Lectra est le numéro un mondial des solutions technologiques intégrées
(logiciels et équipements de CFAO, services associés) dédiées aux industries
utilisatrices de matériaux souples : textiles, cuir, tissus industriels et
matériaux composites. Ses solutions couvrent un ensemble de processus métiers et
permettent d’automatiser, de rationaliser et d’accélérer la création, le
développement des produits et la production.

Avec un effectif de 1.500 personnes, Lectra accompagne 23.000 clients dans plus
de 100 pays. Ils évoluent dans de grands marchés sectoriels mondiaux, aussi
vastes que la mode (habillement, accessoires, chaussure), l’automobile (sièges
et intérieurs de véhicules, airbags), l’ameublement, ainsi qu’une grande variété
d’autres industries (l’aéronautique, l’industrie nautique, les éoliennes ou les
équipements de protection des personnes).

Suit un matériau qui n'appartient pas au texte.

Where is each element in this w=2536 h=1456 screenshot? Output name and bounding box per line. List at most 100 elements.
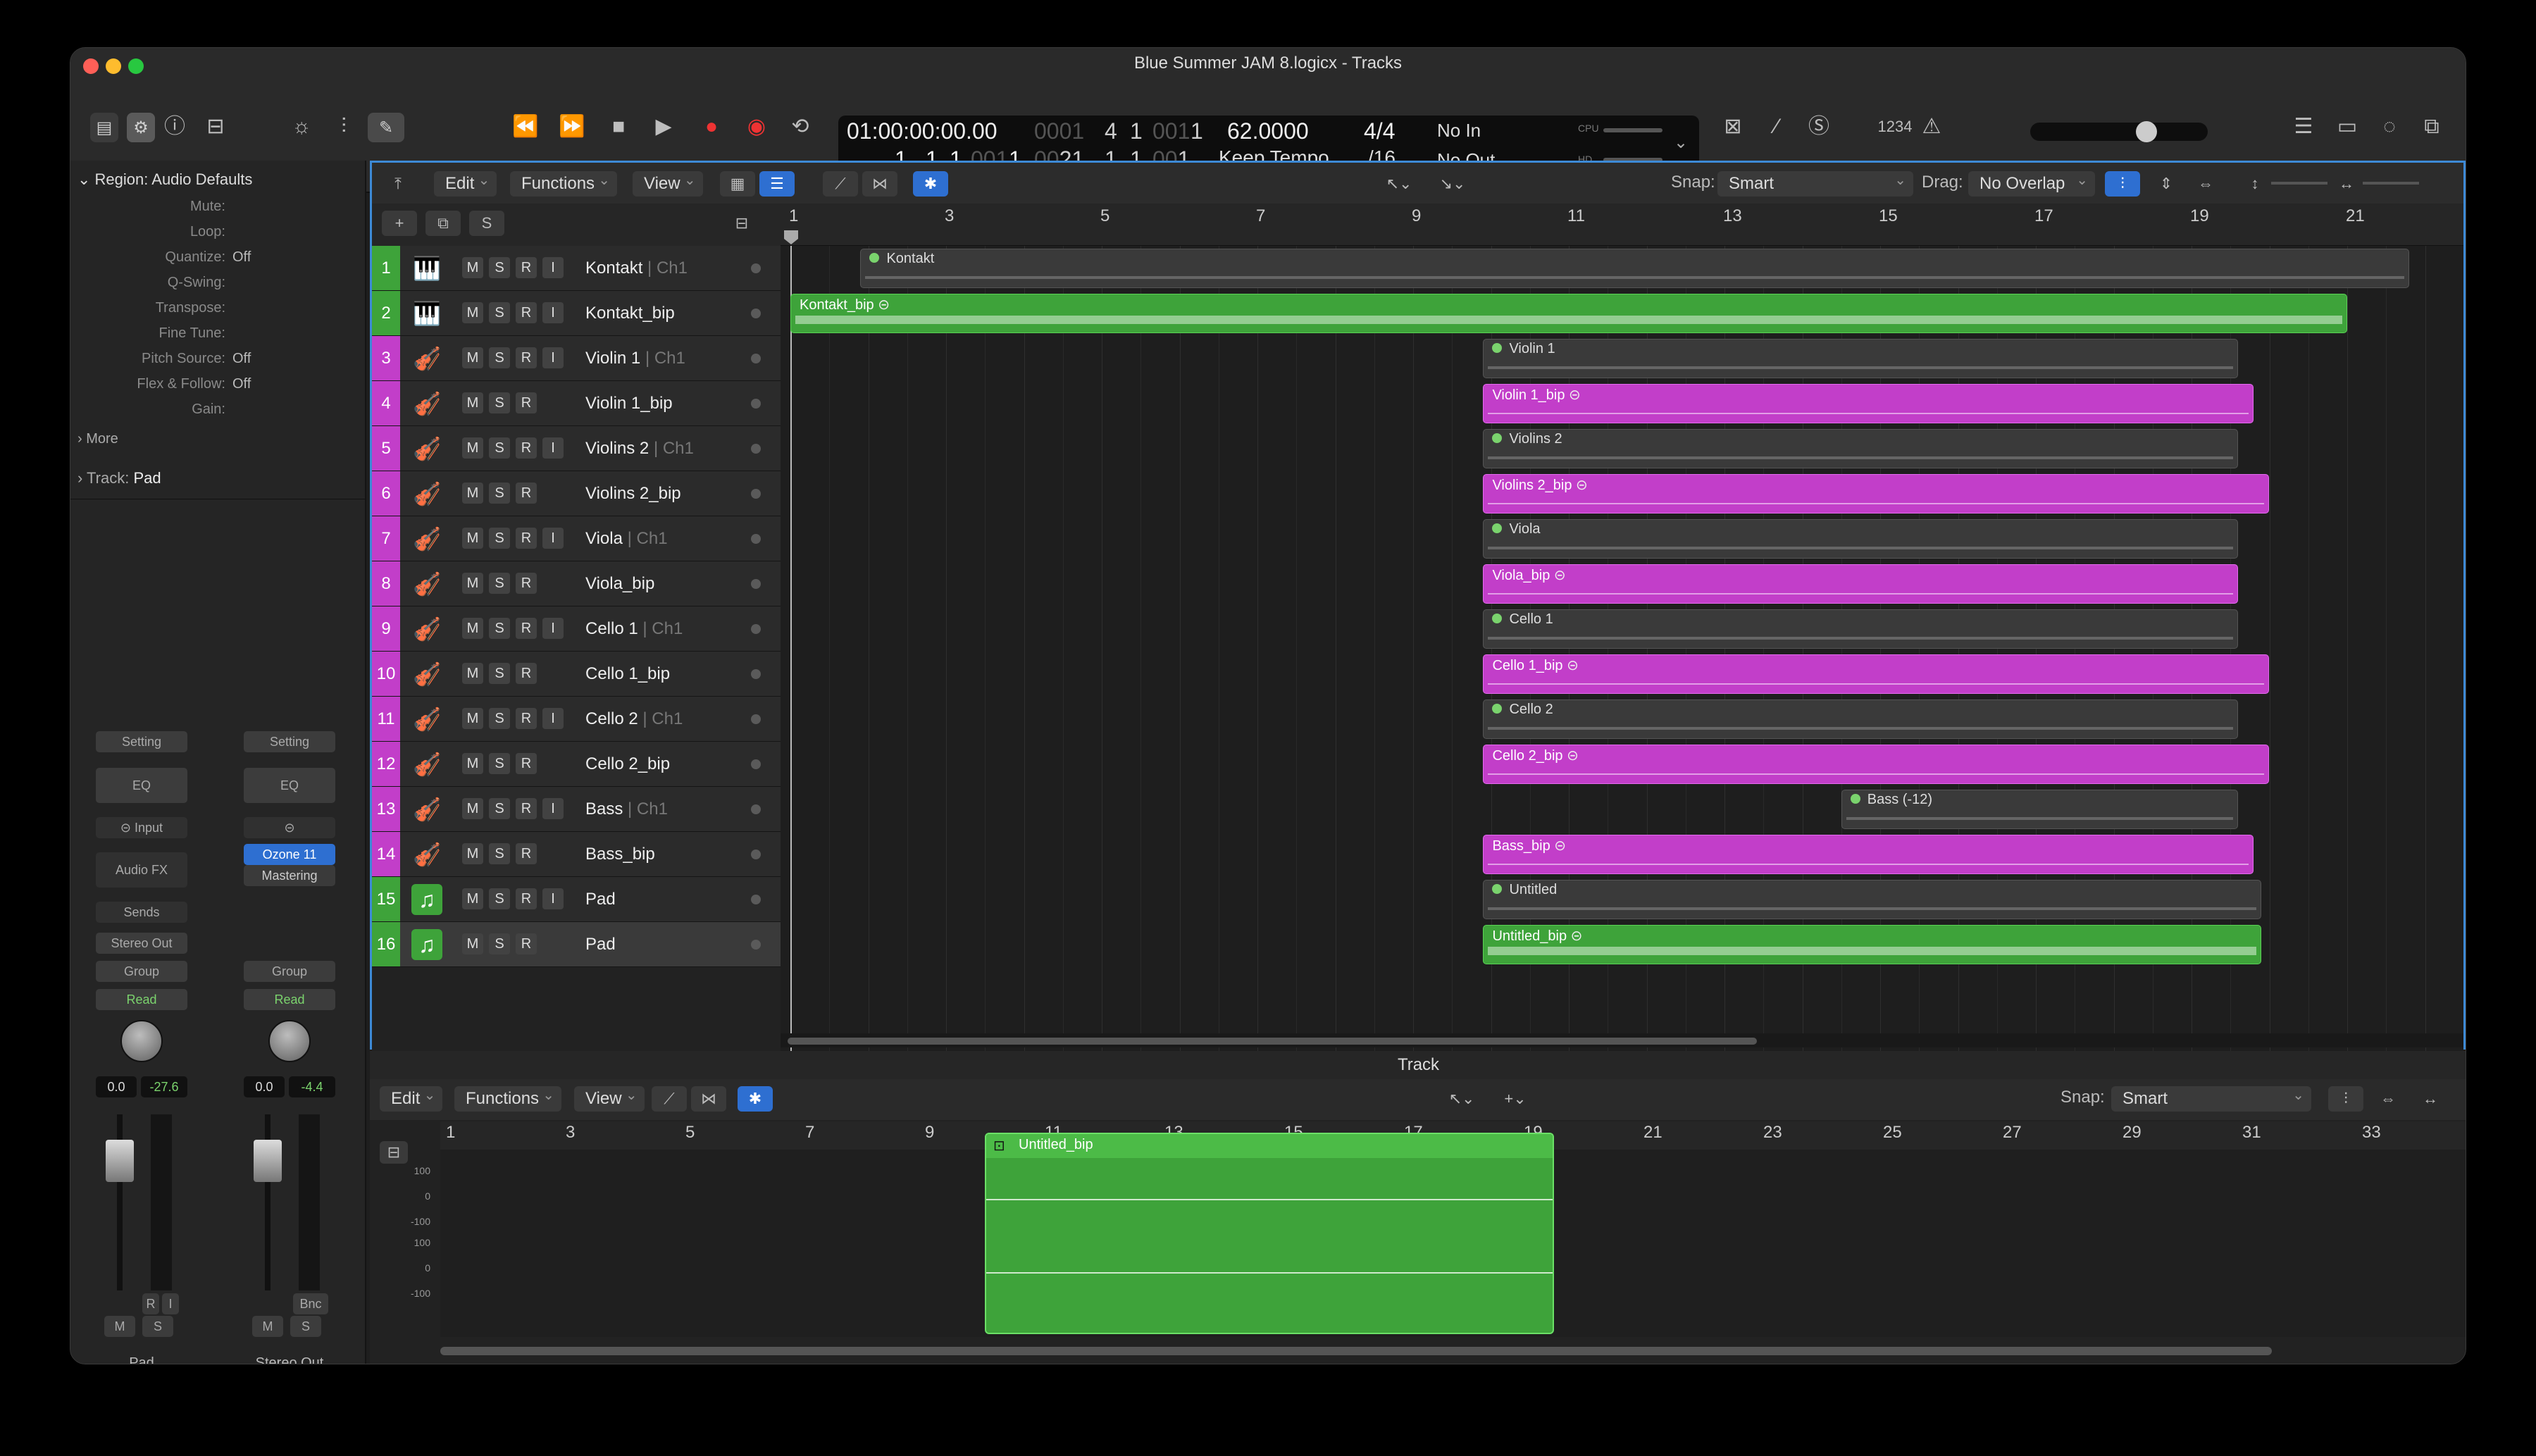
region-rg[interactable]: Kontakt [860, 249, 2410, 288]
track-row[interactable]: 7 🎻 M S R I Viola | Ch1 [372, 516, 781, 561]
param-value[interactable]: Off [232, 351, 251, 367]
region-rp[interactable]: Violins 2_bip ⊝ [1483, 474, 2270, 514]
region-play-icon[interactable]: ⊡ [993, 1137, 1005, 1155]
solo-button[interactable]: S [489, 843, 510, 864]
param-value[interactable]: Off [232, 376, 251, 392]
output-slot[interactable]: Stereo Out [96, 933, 187, 954]
track-row[interactable]: 15 ♫ M S R I Pad [372, 877, 781, 922]
automation-mode[interactable]: Read [244, 989, 335, 1010]
editor-catch-icon[interactable]: ✱ [738, 1086, 773, 1112]
track-options-icon[interactable]: ⊟ [724, 211, 759, 236]
editor-waveform-zoom-icon[interactable]: ⫶ [2328, 1086, 2363, 1112]
editors-icon[interactable]: ✎ [368, 113, 404, 142]
volume-fader[interactable] [254, 1140, 282, 1182]
volume-readout[interactable]: 0.0 [244, 1076, 285, 1097]
track-row[interactable]: 9 🎻 M S R I Cello 1 | Ch1 [372, 606, 781, 652]
volume-knob[interactable] [2136, 121, 2157, 142]
record-enable-button[interactable]: R [516, 888, 537, 909]
record-enable-button[interactable]: R [516, 798, 537, 819]
editor-region[interactable]: ⊡ Untitled_bip [985, 1133, 1554, 1334]
tuner-icon[interactable]: ⁄ [1761, 113, 1792, 141]
bounce-button[interactable]: Bnc [293, 1293, 328, 1314]
region-rp[interactable]: Violin 1_bip ⊝ [1483, 384, 2254, 423]
list-view-icon[interactable]: ☰ [759, 171, 795, 197]
playhead-icon[interactable] [784, 230, 798, 244]
inspector-icon[interactable]: ⚙ [127, 113, 155, 142]
lcd-chevron-down-icon[interactable]: ⌄ [1674, 132, 1688, 153]
record-enable-button[interactable]: R [516, 483, 537, 504]
view-menu[interactable]: View [633, 168, 703, 197]
solo-button[interactable]: S [489, 528, 510, 549]
record-icon[interactable]: ● [696, 113, 727, 141]
mute-button[interactable]: M [462, 663, 483, 684]
vertical-zoom-slider[interactable] [2271, 182, 2327, 185]
loops-icon[interactable]: ◌ [2374, 113, 2405, 141]
volume-readout[interactable]: 0.0 [96, 1076, 137, 1097]
track-row[interactable]: 11 🎻 M S R I Cello 2 | Ch1 [372, 697, 781, 742]
mute-button[interactable]: M [462, 573, 483, 594]
region-inspector-header[interactable]: ⌄ Region: Audio Defaults [77, 170, 252, 189]
track-row[interactable]: 1 🎹 M S R I Kontakt | Ch1 [372, 246, 781, 291]
record-enable-button[interactable]: R [516, 528, 537, 549]
metronome-icon[interactable]: ⚠ [1916, 113, 1947, 141]
lcd-in[interactable]: No In [1437, 120, 1481, 142]
mute-button[interactable]: M [462, 753, 483, 774]
horizontal-scrollbar[interactable] [781, 1033, 2463, 1047]
input-monitor-button[interactable]: I [542, 528, 564, 549]
input-monitor-button[interactable]: I [542, 618, 564, 639]
record-enable-button[interactable]: R [516, 933, 537, 954]
record-enable-button[interactable]: R [516, 573, 537, 594]
plugin-slot-mastering[interactable]: Mastering [244, 865, 335, 886]
editor-marquee-tool-icon[interactable]: +⌄ [1491, 1086, 1539, 1112]
solo-button[interactable]: S [489, 573, 510, 594]
volume-fader[interactable] [106, 1140, 134, 1182]
mute-button[interactable]: M [462, 483, 483, 504]
mute-button[interactable]: M [462, 257, 483, 278]
stop-icon[interactable]: ■ [603, 113, 634, 141]
mute-button[interactable]: M [104, 1316, 135, 1337]
browsers-icon[interactable]: ⧉ [2416, 113, 2447, 141]
region-rp[interactable]: Viola_bip ⊝ [1483, 564, 2239, 604]
solo-button[interactable]: S [489, 483, 510, 504]
audio-fx-slot[interactable]: Audio FX [96, 852, 187, 888]
library-icon[interactable]: ▤ [90, 113, 118, 142]
automation-mode[interactable]: Read [96, 989, 187, 1010]
setting-button[interactable]: Setting [244, 731, 335, 752]
mute-button[interactable]: M [462, 933, 483, 954]
edit-menu[interactable]: Edit [434, 168, 497, 197]
param-value[interactable]: Off [232, 249, 251, 266]
solo-button[interactable]: S [142, 1316, 173, 1337]
editor-view-menu[interactable]: View [574, 1083, 645, 1112]
editor-zoom-icon[interactable]: ↔ [2413, 1086, 2448, 1112]
cycle-icon[interactable]: ⟲ [785, 113, 816, 141]
mute-button[interactable]: M [462, 392, 483, 413]
editor-lane[interactable]: ⊡ Untitled_bip [440, 1133, 2466, 1337]
group-slot[interactable]: Group [244, 961, 335, 982]
region-rp[interactable]: Bass_bip ⊝ [1483, 835, 2254, 874]
region-rg[interactable]: Violins 2 [1483, 429, 2239, 468]
track-row[interactable]: 6 🎻 M S R Violins 2_bip [372, 471, 781, 516]
solo-button[interactable]: S [489, 618, 510, 639]
back-icon[interactable]: ⤒ [380, 171, 416, 197]
solo-button[interactable]: S [489, 753, 510, 774]
drag-menu[interactable]: No Overlap [1968, 168, 2095, 197]
capture-record-icon[interactable]: ◉ [741, 113, 772, 141]
waveform-zoom-icon[interactable]: ⫶ [2105, 171, 2140, 197]
solo-button[interactable]: S [489, 257, 510, 278]
mute-button[interactable]: M [462, 888, 483, 909]
eq-button[interactable]: EQ [96, 768, 187, 803]
solo-button[interactable]: S [489, 888, 510, 909]
editor-scrollbar[interactable] [440, 1347, 2272, 1355]
solo-button[interactable]: S [489, 437, 510, 459]
record-enable-button[interactable]: R [516, 843, 537, 864]
solo-button[interactable]: S [489, 392, 510, 413]
track-row[interactable]: 8 🎻 M S R Viola_bip [372, 561, 781, 606]
catch-icon[interactable]: ✱ [913, 171, 948, 197]
lcd-tempo[interactable]: 62.0000 [1227, 118, 1309, 144]
solo-button[interactable]: S [489, 302, 510, 323]
record-enable-button[interactable]: R [142, 1293, 159, 1314]
snap-menu[interactable]: Smart [1717, 168, 1913, 197]
record-enable-button[interactable]: R [516, 663, 537, 684]
sends-slot[interactable]: Sends [96, 902, 187, 923]
record-enable-button[interactable]: R [516, 302, 537, 323]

Grâce à sa passion pour l’innovation et aux relations de long terme, créatrices
de valeur, qu’elle entretient avec ses clients, Lectra leur permet de faire face
à la demande de renouvellement de plus en plus rapide de leurs modèles, de
redoubler de créativité et de flexibilité, et de produire plus vite, mieux et à
moindre coût, pour être plus compétitifs.

Pour le marché de la mode, son domaine de compétences couvre toute la chaîne de
valeur et intègre l’optimisation des processus et la gestion du cycle de vie des
collections. Lectra bénéficie ainsi d’un positionnement unique sur le marché du
PLM (Product Lifecycle Management), grâce à sa solution spécifiquement conçue
pour cette industrie, s’appuyant sur son expertise issue de plusieurs décennies
d’expérience partagée avec ses clients.

Créée en 1973 et basée en France, Lectra a réalisé un chiffre d’affaires de 198
millions d’euros en 2008. Lectra est cotée sur Euronext Paris.